As another example, the iso-efficiency function of the
parallel formulation of 0/1 Knapsack problem presented by 
Lee, Shragowitz and Sahni in 1987 parallel processing conf. 
(pages 699-706)  is O(N log N) which is almost linear; 
hence this parallel formulation is highly scalable.

If we know the iso-efficiency function of the parallel
formulation developed at Sandia Labs, then we could predict
how well it would do on larger hypercubes.  
 
Vipin
----- 
 
 
PS.  The concept of iso-efficiency is introduced in the
following papers:
 
Parallel Depth First Search on the Ring Architecture
by Vipin Kumar, V. Nageshwara Rao and K. Ramesh.
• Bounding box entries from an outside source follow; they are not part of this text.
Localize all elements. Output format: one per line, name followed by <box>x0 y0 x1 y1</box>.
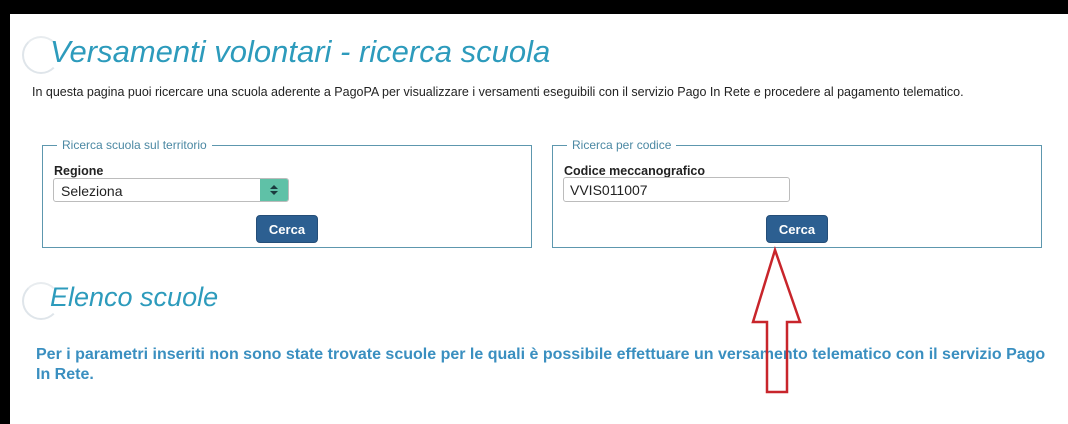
red-up-arrow-icon <box>751 245 802 394</box>
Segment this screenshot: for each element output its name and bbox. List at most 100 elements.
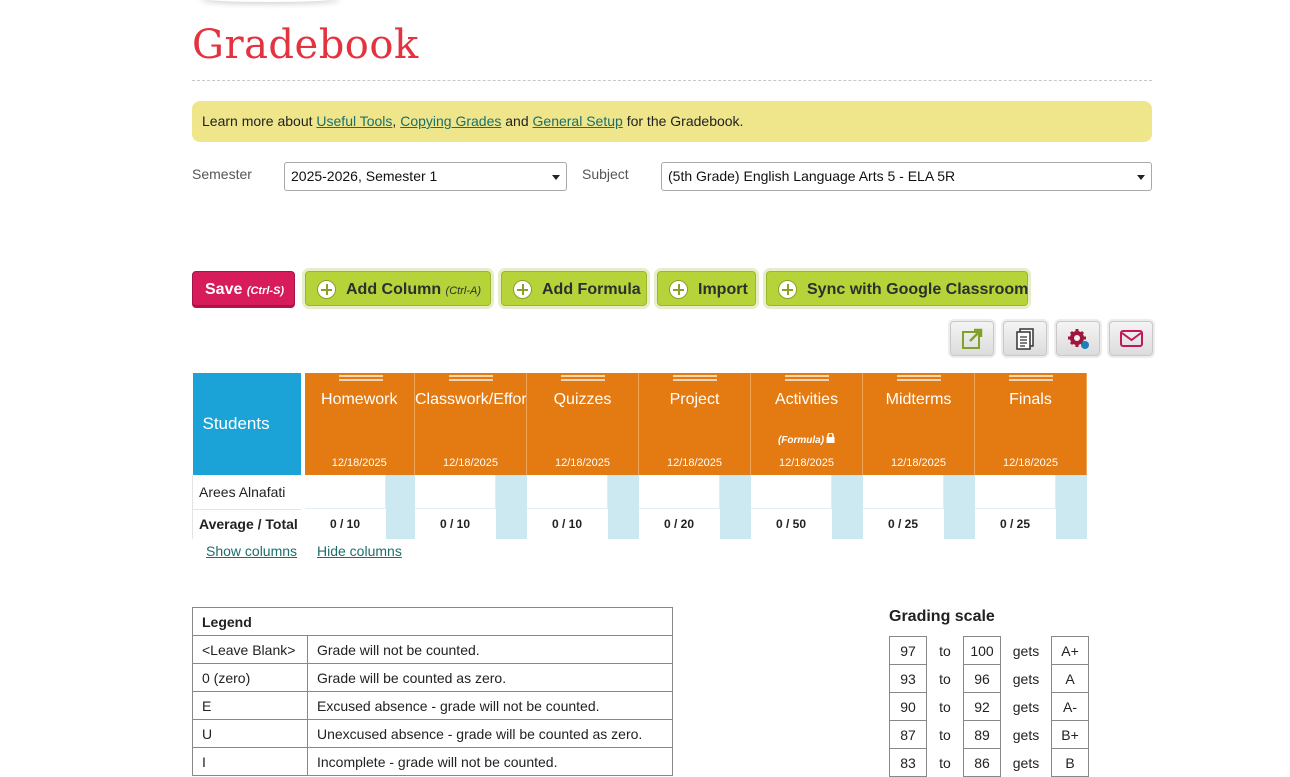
plus-icon bbox=[513, 280, 532, 299]
column-header-quizzes[interactable]: Quizzes 12/18/2025 bbox=[526, 373, 639, 475]
scale-grade[interactable]: A+ bbox=[1051, 636, 1089, 665]
column-header-homework[interactable]: Homework 12/18/2025 bbox=[302, 373, 415, 475]
grade-input[interactable] bbox=[414, 475, 496, 509]
semester-label: Semester bbox=[192, 166, 252, 182]
legend-desc: Grade will be counted as zero. bbox=[307, 663, 673, 692]
legend-row: <Leave Blank> Grade will not be counted. bbox=[192, 635, 673, 664]
column-header-classwork[interactable]: Classwork/Effort 12/18/2025 bbox=[414, 373, 527, 475]
grade-input[interactable] bbox=[750, 475, 832, 509]
grade-input[interactable] bbox=[526, 475, 608, 509]
column-header-project[interactable]: Project 12/18/2025 bbox=[638, 373, 751, 475]
scale-grade[interactable]: A- bbox=[1051, 692, 1089, 721]
grade-input[interactable] bbox=[304, 475, 386, 509]
scale-row: 87 to 89 gets B+ bbox=[889, 720, 1089, 749]
scale-max[interactable]: 86 bbox=[963, 748, 1001, 777]
drag-handle-icon[interactable] bbox=[897, 375, 941, 381]
grade-cell bbox=[638, 475, 751, 509]
grade-input[interactable] bbox=[862, 475, 944, 509]
semester-value: 2025-2026, Semester 1 bbox=[291, 168, 438, 184]
column-formula: (Formula) bbox=[777, 435, 825, 446]
drag-handle-icon[interactable] bbox=[561, 375, 605, 381]
average-cell: 0 / 25 bbox=[974, 509, 1087, 539]
grading-scale-title: Grading scale bbox=[889, 608, 995, 625]
drag-handle-icon[interactable] bbox=[673, 375, 717, 381]
scale-to: to bbox=[939, 642, 951, 659]
drag-handle-icon[interactable] bbox=[338, 375, 383, 381]
add-column-label: Add Column bbox=[346, 281, 442, 298]
scale-to: to bbox=[939, 698, 951, 715]
scale-gets: gets bbox=[1012, 642, 1040, 659]
copying-grades-link[interactable]: Copying Grades bbox=[400, 113, 501, 129]
student-name[interactable]: Arees Alnafati bbox=[192, 475, 305, 510]
scale-row: 97 to 100 gets A+ bbox=[889, 636, 1089, 665]
external-link-icon bbox=[962, 328, 983, 349]
header-shadow bbox=[200, 0, 340, 2]
column-header-midterms[interactable]: Midterms 12/18/2025 bbox=[862, 373, 975, 475]
settings-button[interactable] bbox=[1056, 321, 1100, 356]
plus-icon bbox=[778, 280, 797, 299]
scale-grade[interactable]: B bbox=[1051, 748, 1089, 777]
semester-select[interactable]: 2025-2026, Semester 1 bbox=[284, 162, 567, 191]
sync-google-classroom-button[interactable]: Sync with Google Classroom bbox=[766, 271, 1028, 306]
scale-max[interactable]: 96 bbox=[963, 664, 1001, 693]
scale-min[interactable]: 97 bbox=[889, 636, 927, 665]
drag-handle-icon[interactable] bbox=[785, 375, 829, 381]
show-columns-link[interactable]: Show columns bbox=[206, 543, 297, 559]
settings-icon bbox=[1068, 329, 1089, 349]
add-column-button[interactable]: Add Column (Ctrl-A) bbox=[305, 271, 491, 306]
drag-handle-icon[interactable] bbox=[1009, 375, 1053, 381]
grade-cell-side bbox=[607, 475, 639, 509]
average-cell-side bbox=[607, 509, 639, 539]
export-button[interactable] bbox=[950, 321, 994, 356]
average-value: 0 / 10 bbox=[304, 509, 386, 539]
legend-desc: Incomplete - grade will not be counted. bbox=[307, 747, 673, 776]
scale-gets: gets bbox=[1012, 726, 1040, 743]
average-cell-side bbox=[831, 509, 863, 539]
column-header-activities[interactable]: Activities (Formula) 12/18/2025 bbox=[750, 373, 863, 475]
general-setup-link[interactable]: General Setup bbox=[533, 113, 623, 129]
scale-max[interactable]: 100 bbox=[963, 636, 1001, 665]
save-button[interactable]: Save (Ctrl-S) bbox=[192, 271, 295, 306]
gradebook-table: Students Homework 12/18/2025 Classwork/E… bbox=[192, 373, 1087, 539]
useful-tools-link[interactable]: Useful Tools bbox=[316, 113, 392, 129]
scale-grade[interactable]: A bbox=[1051, 664, 1089, 693]
import-button[interactable]: Import bbox=[657, 271, 756, 306]
column-date: 12/18/2025 bbox=[666, 457, 723, 469]
scale-row: 93 to 96 gets A bbox=[889, 664, 1089, 693]
sync-label: Sync with Google Classroom bbox=[807, 281, 1029, 298]
scale-min[interactable]: 83 bbox=[889, 748, 927, 777]
column-name: Homework bbox=[321, 391, 398, 408]
scale-min[interactable]: 90 bbox=[889, 692, 927, 721]
grade-input[interactable] bbox=[974, 475, 1056, 509]
average-value: 0 / 20 bbox=[638, 509, 720, 539]
legend-key: 0 (zero) bbox=[192, 663, 308, 692]
average-cell: 0 / 50 bbox=[750, 509, 863, 539]
drag-handle-icon[interactable] bbox=[449, 375, 493, 381]
hide-columns-link[interactable]: Hide columns bbox=[317, 543, 402, 559]
column-date: 12/18/2025 bbox=[1002, 457, 1059, 469]
scale-grade[interactable]: B+ bbox=[1051, 720, 1089, 749]
scale-max[interactable]: 92 bbox=[963, 692, 1001, 721]
scale-min[interactable]: 93 bbox=[889, 664, 927, 693]
legend-desc: Excused absence - grade will not be coun… bbox=[307, 691, 673, 720]
scale-min[interactable]: 87 bbox=[889, 720, 927, 749]
legend-title: Legend bbox=[192, 607, 673, 636]
grade-cell bbox=[974, 475, 1087, 509]
column-name: Classwork/Effort bbox=[415, 391, 526, 408]
scale-max[interactable]: 89 bbox=[963, 720, 1001, 749]
lock-icon bbox=[826, 432, 835, 443]
email-icon bbox=[1120, 330, 1143, 347]
add-formula-button[interactable]: Add Formula bbox=[501, 271, 647, 306]
average-cell: 0 / 20 bbox=[638, 509, 751, 539]
scale-gets: gets bbox=[1012, 670, 1040, 687]
grade-cell-side bbox=[719, 475, 751, 509]
legend-row: E Excused absence - grade will not be cou… bbox=[192, 691, 673, 720]
grade-input[interactable] bbox=[638, 475, 720, 509]
column-name: Quizzes bbox=[553, 391, 612, 408]
column-header-finals[interactable]: Finals 12/18/2025 bbox=[974, 373, 1087, 475]
email-button[interactable] bbox=[1109, 321, 1153, 356]
subject-select[interactable]: (5th Grade) English Language Arts 5 - EL… bbox=[661, 162, 1152, 191]
print-button[interactable] bbox=[1003, 321, 1047, 356]
average-cell-side bbox=[385, 509, 417, 539]
save-label: Save bbox=[205, 281, 243, 298]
To appear in the proc. of 1988 Parallel Processing Conference.
 
 
Parallel Depth-First on Multiprocessors, Part II: Analysis
by Vipin Kumar and V. Nageshwar Rao.
To appear in International Journal of Parallel programming.
 
The second paper presents a work distribution scheme (with
applications in depth-first search and divide-and-conquer
algorithms) that has O(N log N) iso-efficiency function
for suitable parallel architectures.  Using this scheme,
we get linear speedup for over 100 processors on BBN Butterfly.
Another formulation presented in the paper gives linear speedup 
on the Intel hypercube for 100 processors.